Does that count as an “alternative diagnosis” which means they aren’t in the study cohort. If so it might end up being a weird exclusion of more severe ME and POTS cases resulting from COVID because they are more likely to be separately diagnosed, while including mild ones under the long COVID label? This makes the data quite messy, and it worries me the long COVID label is doing more harm than good at this point. Studying a heterogeneous set of conditions resulting from a viral infection, perhaps through different mechanisms, as a single entity, will likely dilute useful subtype level findings.

The data seems to be coming from this previous long COVID GWAS. Who’s major finding was an association with FOXP4 Locus

This suggests the signals they are picking up are likely related to susceptibility to lung damage from COVID, Post-ICU syndrome and the such.

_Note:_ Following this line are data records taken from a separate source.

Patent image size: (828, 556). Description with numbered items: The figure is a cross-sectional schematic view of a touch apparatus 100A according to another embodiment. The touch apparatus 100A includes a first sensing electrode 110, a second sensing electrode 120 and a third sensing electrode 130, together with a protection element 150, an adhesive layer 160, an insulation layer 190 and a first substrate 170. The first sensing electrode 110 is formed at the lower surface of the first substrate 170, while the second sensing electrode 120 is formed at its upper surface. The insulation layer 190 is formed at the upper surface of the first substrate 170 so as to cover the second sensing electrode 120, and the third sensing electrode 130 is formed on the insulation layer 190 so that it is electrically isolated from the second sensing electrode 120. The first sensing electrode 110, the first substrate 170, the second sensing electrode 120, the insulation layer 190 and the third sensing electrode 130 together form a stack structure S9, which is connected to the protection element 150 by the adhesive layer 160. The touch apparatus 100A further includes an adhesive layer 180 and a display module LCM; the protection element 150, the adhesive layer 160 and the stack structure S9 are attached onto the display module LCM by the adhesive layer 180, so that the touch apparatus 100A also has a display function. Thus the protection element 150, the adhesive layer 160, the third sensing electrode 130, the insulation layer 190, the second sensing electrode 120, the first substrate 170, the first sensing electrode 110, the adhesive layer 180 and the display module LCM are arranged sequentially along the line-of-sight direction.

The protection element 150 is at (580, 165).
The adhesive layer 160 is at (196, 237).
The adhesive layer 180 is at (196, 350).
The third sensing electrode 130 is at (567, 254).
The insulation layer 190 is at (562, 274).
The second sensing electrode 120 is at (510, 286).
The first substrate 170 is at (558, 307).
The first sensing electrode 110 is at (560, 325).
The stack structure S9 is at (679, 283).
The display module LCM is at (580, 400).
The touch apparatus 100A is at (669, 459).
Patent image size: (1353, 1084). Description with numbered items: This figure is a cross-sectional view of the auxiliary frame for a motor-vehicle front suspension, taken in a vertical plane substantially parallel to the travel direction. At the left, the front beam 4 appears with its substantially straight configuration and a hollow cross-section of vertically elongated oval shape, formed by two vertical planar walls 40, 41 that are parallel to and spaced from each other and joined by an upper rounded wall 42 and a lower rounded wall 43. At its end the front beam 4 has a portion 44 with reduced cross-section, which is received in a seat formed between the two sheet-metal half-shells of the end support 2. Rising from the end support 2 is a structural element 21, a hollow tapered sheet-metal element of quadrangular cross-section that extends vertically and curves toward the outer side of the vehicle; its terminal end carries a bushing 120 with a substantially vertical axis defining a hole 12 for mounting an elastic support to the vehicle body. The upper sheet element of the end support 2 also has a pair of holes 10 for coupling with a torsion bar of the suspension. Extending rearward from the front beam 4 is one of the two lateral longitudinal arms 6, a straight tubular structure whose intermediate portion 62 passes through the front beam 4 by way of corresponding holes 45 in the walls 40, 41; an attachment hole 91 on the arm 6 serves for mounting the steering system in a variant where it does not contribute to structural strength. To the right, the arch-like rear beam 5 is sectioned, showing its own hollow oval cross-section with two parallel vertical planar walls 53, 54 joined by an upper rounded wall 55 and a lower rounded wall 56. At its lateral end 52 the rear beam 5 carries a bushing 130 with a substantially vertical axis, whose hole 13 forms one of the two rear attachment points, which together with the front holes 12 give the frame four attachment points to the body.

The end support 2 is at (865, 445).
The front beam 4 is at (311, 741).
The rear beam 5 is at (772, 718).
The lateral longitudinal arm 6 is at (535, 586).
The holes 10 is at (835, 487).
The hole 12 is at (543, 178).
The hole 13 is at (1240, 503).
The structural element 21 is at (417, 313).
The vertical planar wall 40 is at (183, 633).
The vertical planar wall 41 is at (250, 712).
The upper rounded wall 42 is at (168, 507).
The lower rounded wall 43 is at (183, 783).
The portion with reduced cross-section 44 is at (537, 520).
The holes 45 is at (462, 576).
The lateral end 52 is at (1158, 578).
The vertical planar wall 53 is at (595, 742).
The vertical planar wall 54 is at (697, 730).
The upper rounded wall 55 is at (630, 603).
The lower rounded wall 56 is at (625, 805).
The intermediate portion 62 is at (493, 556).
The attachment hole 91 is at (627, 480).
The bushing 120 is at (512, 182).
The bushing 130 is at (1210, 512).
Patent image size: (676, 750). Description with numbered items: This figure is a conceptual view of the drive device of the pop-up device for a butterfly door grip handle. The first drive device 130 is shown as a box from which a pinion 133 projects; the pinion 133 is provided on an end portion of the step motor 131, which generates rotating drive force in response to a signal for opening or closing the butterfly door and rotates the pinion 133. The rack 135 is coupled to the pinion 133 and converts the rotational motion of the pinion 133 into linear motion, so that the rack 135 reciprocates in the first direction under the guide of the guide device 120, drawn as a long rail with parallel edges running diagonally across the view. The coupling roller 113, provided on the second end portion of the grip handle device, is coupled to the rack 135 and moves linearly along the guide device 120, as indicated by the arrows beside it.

In this context, this study’s association with clotting genes makes more sense, and perhaps points to the fact even if there is a buildup of evidence behind the microclot data, it likely isn’t going to be relevant for post-COVID ME/CFS.

 

I emailed the corresponding author and received a prompt and interesting response.

Interestingly, POTS and ME were not considered as alternative diagnoses. So people with both Long COVID and POTS and Long COVID and ME were included in the study. (This raises the question of us needing a steady definition of what illness to include and exclude under the long COVID umbrella term.)

Responding to my questions about if this finding applied to ME/CFS they said that it applies to a general long COVID cohort, and suggested further research seeing if these findings hold in specific subtypes like POTS and ME/CFS. Their findings were also independent of acute COVID-19 infection severity, suggesting the signal they picked up is not simply from post-ICU syndrome cases.

Quote from the study:

 

That at least does implicate that there could be more to this finding. But I suspect the LC diagnosis is still far to noisy by itself. Accounting for severity of acute infection is necessary but there's probably an abundance of other things you have to take into account as well which might not have occured. If the GWAS data is based on a nonsensical diagnosis of LC (I don't think anybody has an idea what LC within this cohort is supposed to mean) you could be picking up all kinds of noise not having to do much with LC. It does also still seem like a largely elderly and to a larger degree hospitalized cohort. For example it could be possible that a genetic difference results in one group being more likely to catch Covid more often which by itself leads to a higher LC rate, without the effect being very direct.

Perhaps once DecodeME is done one can look back at these findings. Interesting to see Van Weyenbergh's name on this, after he's made a bit of a splash in the viral persistence field. Someone from the MRC is also on board as well as many other names. Perhaps enough motivation to get more genetic studies of LC where more attention is placed on what the diagnosis is supposed to entail.

 

In my email correspondence, I did indeed slip in a link to the researcher applications for decode ME data.